An activation energy of 2.0 eV is required to form a vacancy in a metal. At 800¡èC there is one vacancy for every 10^-4 atoms. At what temperature will there be one vacancy for every 1000 atoms?
To find the temperature at which there will be one vacancy for every 1000 atoms, we first need to determine the relationship between the number of vacancies and the temperature. We can use the concept of the Arrhenius equation to do that.
The Arrhenius equation relates the rate constant (k) of a reaction to the activation energy (Ea) and the temperature (T) using the formula:
k = A * e^(-Ea/RT)
Where:
k = rate constant
A = pre-exponential factor (constant)
R = gas constant (8.314 J/mol·K)
T = temperature in Kelvin
In our case, since we are interested in the number of vacancies, we will consider the rate constant as the rate of formation of vacancies.

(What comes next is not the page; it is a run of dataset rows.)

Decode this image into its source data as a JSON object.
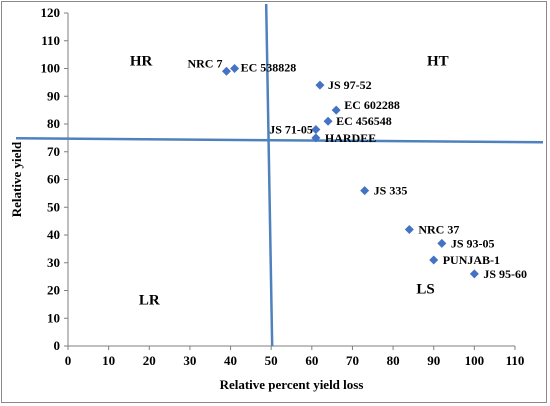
{
  "chart_data": {
    "type": "scatter",
    "xlabel": "Relative percent yield loss",
    "ylabel": "Relative yield",
    "xlim": [
      0,
      110
    ],
    "ylim": [
      0,
      120
    ],
    "x_ticks": [
      0,
      10,
      20,
      30,
      40,
      50,
      60,
      70,
      80,
      90,
      100,
      110
    ],
    "y_ticks": [
      0,
      10,
      20,
      30,
      40,
      50,
      60,
      70,
      80,
      90,
      100,
      110,
      120
    ],
    "marker_color": "#4472c4",
    "line_color": "#4f81bd",
    "divider_x": 50,
    "divider_y": 74.5,
    "points": [
      {
        "label": "NRC 7",
        "x": 39,
        "y": 99
      },
      {
        "label": "EC 538828",
        "x": 41,
        "y": 100
      },
      {
        "label": "JS 97-52",
        "x": 62,
        "y": 94
      },
      {
        "label": "EC 602288",
        "x": 66,
        "y": 85
      },
      {
        "label": "EC 456548",
        "x": 64,
        "y": 81
      },
      {
        "label": "JS 71-05",
        "x": 61,
        "y": 78
      },
      {
        "label": "HARDEE",
        "x": 61,
        "y": 75
      },
      {
        "label": "JS 335",
        "x": 73,
        "y": 56
      },
      {
        "label": "NRC 37",
        "x": 84,
        "y": 42
      },
      {
        "label": "JS 93-05",
        "x": 92,
        "y": 37
      },
      {
        "label": "PUNJAB-1",
        "x": 90,
        "y": 31
      },
      {
        "label": "JS 95-60",
        "x": 100,
        "y": 26
      }
    ],
    "quadrant_labels": [
      {
        "text": "HR",
        "x": 18,
        "y": 101
      },
      {
        "text": "HT",
        "x": 91,
        "y": 101
      },
      {
        "text": "LR",
        "x": 20,
        "y": 15
      },
      {
        "text": "LS",
        "x": 88,
        "y": 19
      }
    ]
  }
}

Now, let's proceed step by step to find the temperature at which there will be one vacancy for every 1000 atoms:
Step 1: Getting the rate constant at 800°C
Convert 800°C to Kelvin by adding 273 to it:
T1 = 800 + 273 = 1073 K
We are given that at 800°C, there is one vacancy for every 10^-4 atoms. This can be considered as the fraction of vacancies (f) at that temperature, which is given by:
f1 = 1 vacancy / 10^-4 atoms
= 10^4 vacancies / 1 atom
= 10^4 vacancies
We can also express the fraction of vacancies using the equation for the rate constant:
k1 = A * e^(-Ea/RT1)
= f1 / 1
= 10^4
So, at 800°C, the rate constant (k1) is equal to 10^4.
Step 2: Using the ratio of vacancies to solve for the temperature
Now, let's find the temperature (T2) at which there will be one vacancy for every 1000 atoms.
We know that the fraction of vacancies (f2) at T2 is given by:
f2 = 1 vacancy / 1000 atoms
= 10^3 vacancies / 1 atom
= 10^3 vacancies
Now we can set up a ratio equation using the rate constants:
k1 / k2 = f1 / f2
Substituting the values we have:
10^4 / k2 = 10^4 / 10^3
Simplifying the equation, we find:
k2 = 10^3
Step 3: Finding the temperature at which there will be one vacancy for every 1000 atoms
Now, let's find the temperature (T2) using the known value of k2.
k2 = A * e^(-Ea/RT2)
Substituting the value of k2 = 10^3:
10^3 = A * e^(-Ea/RT2)
Since the pre-exponential factor (A) and the activation energy (Ea) are constant, we can solve for the temperature (T2) by isolating it in the equation:
e^(-Ea/RT2) = 10^3 / A
Take the natural logarithm (ln) on both sides to remove the exponential function:
-Ea/RT2 = ln(10^3 / A)
Multiply both sides by (-R):
Ea / RT2 = -R * ln(10^3 / A)
Finally, solve for T2 by isolating it:
T2 = -Ea / (R * ln(10^3 / A))
Plug in the values for the activation energy (Ea = 2.0 eV) and the gas constant (R = 8.314 J/mol·K), and convert the pre-exponential factor (A) from eV to J using the conversion 1 eV = 1.602 x 10^-19 J.
T2 = (-2.0 eV) / (8.314 J/mol·K * ln(10^3 / (A in J)))
= (-2.0 * 1.602 x 10^-19 J) / (8.314 J/mol·K * ln(10^3 / (A in J)))
Once you know the value of the pre-exponential factor (A) for the specific material you're studying, you can substitute that value into the equation to obtain the temperature (T2) in Kelvin.
Note that the value of the pre-exponential factor (A) can vary depending on the specific material and the type of vacancy being studied.